La concurrence aura du bon pour le pays

La Russie est réputée pour être un pays protectionniste, et la peur de voir les entreprises étrangères envahir le pays a été un facteur important dans le retard de l’adhésion de la Russie à l’OMC. Le pays a toujours douté des bienfaits d’une adhésion, mais aujourd’hui, les avantages commerciaux pèsent plus lourd dans l’opinion des dirigeants. La communauté internationale est la première à se féliciter de l’adhésion de la Russie, car les réseaux de corruption seront affaiblis par un nouveau besoin de transparence. Les consommateurs en seront les premiers bénéficiaires et les entreprises russes pourront accéder à la technologie à des coûts moindres. Il s’en suivra une modernisation générale de l’économie et du pays. Les bénéfices de l’adhésion de la Russie à l’OMC seront donc aussi importants pour les états européens que pour la Russie. Cependant, il et vrai que certaines industries risquent gros, mais une baisse progressive des barrières douanières devrait amortir les effets négatifs sur l’économie. Une réduction des taxes favorisera d’autre part les investissements directs étrangers. Ainsi, les entreprises russes auront le temps de s’adapter, alors que les investisseurs européens se feront de plus en plus nombreux. En moyenne, la taxation douanière sur les produits devrait être ramenée à 7,8 %, alors qu’elle était de 10 % en 2011. Les exportateurs russes profiteront également d’une baisse des taxes dans les pays européens. Une économie de 1,5 à 2 milliards de dollars qui favorisera les exportations du pays.

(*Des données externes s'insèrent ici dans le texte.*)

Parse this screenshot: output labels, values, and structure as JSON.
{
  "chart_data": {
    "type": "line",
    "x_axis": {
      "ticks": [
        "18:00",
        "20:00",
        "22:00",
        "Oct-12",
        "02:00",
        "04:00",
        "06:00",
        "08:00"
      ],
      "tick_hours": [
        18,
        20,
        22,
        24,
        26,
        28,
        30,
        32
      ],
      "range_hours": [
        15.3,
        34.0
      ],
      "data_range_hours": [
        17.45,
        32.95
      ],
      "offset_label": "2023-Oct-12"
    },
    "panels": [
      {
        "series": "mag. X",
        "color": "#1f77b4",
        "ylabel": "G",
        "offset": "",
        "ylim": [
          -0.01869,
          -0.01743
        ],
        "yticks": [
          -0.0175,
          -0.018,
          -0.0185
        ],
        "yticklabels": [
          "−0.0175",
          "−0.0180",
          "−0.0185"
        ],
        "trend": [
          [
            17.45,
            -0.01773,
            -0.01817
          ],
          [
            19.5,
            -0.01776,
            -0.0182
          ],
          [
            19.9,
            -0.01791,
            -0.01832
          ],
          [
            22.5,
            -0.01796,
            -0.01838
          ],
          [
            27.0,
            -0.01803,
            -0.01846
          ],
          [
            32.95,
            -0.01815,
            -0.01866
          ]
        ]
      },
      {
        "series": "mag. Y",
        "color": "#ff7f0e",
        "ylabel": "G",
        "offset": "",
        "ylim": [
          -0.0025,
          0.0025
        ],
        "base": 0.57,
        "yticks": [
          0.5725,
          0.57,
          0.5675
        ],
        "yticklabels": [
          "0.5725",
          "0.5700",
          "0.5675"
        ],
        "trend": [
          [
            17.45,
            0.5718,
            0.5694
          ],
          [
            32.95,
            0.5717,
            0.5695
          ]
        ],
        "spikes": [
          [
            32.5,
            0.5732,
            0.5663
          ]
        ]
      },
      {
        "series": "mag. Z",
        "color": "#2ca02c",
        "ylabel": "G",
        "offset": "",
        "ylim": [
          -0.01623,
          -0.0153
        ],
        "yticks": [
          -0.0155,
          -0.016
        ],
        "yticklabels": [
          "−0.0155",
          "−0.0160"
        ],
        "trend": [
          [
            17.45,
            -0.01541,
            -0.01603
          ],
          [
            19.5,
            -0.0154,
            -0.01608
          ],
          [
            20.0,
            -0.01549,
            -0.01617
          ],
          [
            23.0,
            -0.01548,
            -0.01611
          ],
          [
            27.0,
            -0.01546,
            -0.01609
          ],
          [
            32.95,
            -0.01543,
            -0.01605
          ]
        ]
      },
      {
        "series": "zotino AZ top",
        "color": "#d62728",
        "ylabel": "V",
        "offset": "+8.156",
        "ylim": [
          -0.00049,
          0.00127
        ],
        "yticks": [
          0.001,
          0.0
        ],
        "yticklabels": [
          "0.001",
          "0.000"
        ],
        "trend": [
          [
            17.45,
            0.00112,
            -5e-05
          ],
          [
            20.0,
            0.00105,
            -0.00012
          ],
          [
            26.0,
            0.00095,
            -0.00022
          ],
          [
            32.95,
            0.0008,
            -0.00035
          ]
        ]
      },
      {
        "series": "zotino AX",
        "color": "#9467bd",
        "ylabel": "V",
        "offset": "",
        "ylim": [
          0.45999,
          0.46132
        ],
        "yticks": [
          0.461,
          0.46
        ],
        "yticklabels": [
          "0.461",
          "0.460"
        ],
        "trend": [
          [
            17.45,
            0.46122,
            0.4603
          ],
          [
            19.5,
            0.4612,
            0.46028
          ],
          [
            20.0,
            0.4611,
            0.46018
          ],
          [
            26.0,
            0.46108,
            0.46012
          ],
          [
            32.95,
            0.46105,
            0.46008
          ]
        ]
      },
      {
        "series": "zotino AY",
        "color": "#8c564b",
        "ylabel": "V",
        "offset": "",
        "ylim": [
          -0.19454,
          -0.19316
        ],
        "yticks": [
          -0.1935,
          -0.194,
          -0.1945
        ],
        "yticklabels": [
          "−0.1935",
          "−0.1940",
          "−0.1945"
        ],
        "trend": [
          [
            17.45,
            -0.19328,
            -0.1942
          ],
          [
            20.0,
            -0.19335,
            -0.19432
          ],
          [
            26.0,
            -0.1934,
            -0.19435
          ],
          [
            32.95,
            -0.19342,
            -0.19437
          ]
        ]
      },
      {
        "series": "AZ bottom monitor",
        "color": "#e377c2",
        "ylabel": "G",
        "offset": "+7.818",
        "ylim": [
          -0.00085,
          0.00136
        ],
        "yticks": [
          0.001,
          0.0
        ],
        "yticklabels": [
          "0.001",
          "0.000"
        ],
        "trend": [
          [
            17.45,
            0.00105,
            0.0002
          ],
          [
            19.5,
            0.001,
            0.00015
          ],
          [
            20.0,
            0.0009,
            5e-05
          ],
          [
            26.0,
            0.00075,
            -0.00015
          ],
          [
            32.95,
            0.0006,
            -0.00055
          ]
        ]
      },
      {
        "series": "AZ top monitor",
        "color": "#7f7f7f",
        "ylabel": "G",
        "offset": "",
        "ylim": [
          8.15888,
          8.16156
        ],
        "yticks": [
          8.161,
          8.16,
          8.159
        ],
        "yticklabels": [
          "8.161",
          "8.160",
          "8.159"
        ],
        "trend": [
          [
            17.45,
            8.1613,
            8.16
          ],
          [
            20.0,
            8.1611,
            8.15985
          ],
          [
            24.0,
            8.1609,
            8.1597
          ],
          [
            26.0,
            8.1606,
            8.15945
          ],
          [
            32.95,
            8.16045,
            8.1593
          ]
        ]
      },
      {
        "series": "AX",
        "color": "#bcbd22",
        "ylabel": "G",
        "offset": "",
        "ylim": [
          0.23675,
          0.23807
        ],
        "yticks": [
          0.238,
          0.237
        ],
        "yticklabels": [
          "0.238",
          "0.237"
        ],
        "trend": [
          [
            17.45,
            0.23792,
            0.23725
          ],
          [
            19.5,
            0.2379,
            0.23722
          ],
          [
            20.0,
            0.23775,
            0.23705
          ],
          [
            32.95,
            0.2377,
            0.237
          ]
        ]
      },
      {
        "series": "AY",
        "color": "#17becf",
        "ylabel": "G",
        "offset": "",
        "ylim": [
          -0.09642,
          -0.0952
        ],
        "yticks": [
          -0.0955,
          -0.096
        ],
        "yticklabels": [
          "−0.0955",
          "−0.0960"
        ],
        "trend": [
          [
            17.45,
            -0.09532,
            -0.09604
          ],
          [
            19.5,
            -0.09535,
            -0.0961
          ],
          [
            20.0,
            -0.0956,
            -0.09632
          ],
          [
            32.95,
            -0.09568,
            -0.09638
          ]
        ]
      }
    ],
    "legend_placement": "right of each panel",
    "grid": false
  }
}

La Russie sera plus compétitive

Les réglementations qui découleront de l'adhésion de la Russie à l'OMC apporteront un souffle de libéralisme dans le Pays. Malgré les appréhensions de nombreux politiciens russes, la banque mondiale estime quant à elle que l'entrée de la Russie dans l'OMC lui rapportera 49 milliards de dollars dès les premières années. Les recettes devraient évoluées jusqu'à 162 milliards par an. De quoi compenser le manque à gagner issu de la baisse des barrières douanières. Ce manque à gagner est estimé à 5 milliards pour l'année prochaine. Les multinationales apporteront leurs contraintes libérales, et obligeront le système économique russe à s’adapter. Plus de transparence, plus de compétitivité, et moins de corruption. Tels sont les principaux avantages que la Russie tirera de son adhésion à l’OMC. Comme le veut l’esprit libéral, il est inévitable que les plus faibles disparaissent. Mais cela se fera au profit d’une consolidation de l’économie et d’une amélioration globale des produits et services. Les règles du commerce russe vont évoluées vers une ouverture sur l’Europe, et quoi que puissent en dire les détracteurs, la Russie sortira gagnante, car elle pourra devenir aussi compétitive que certains états européens, et sur d’autres secteurs que les hydrocarbures. La diversification de l’économie du pays, et sa modernisation sont devenues incontournables. Preuve en est de la situation déplorable du pays. Une situation qui a poussé la Russie à reprendre les négociations pour enfin devenir membre de l’OMC.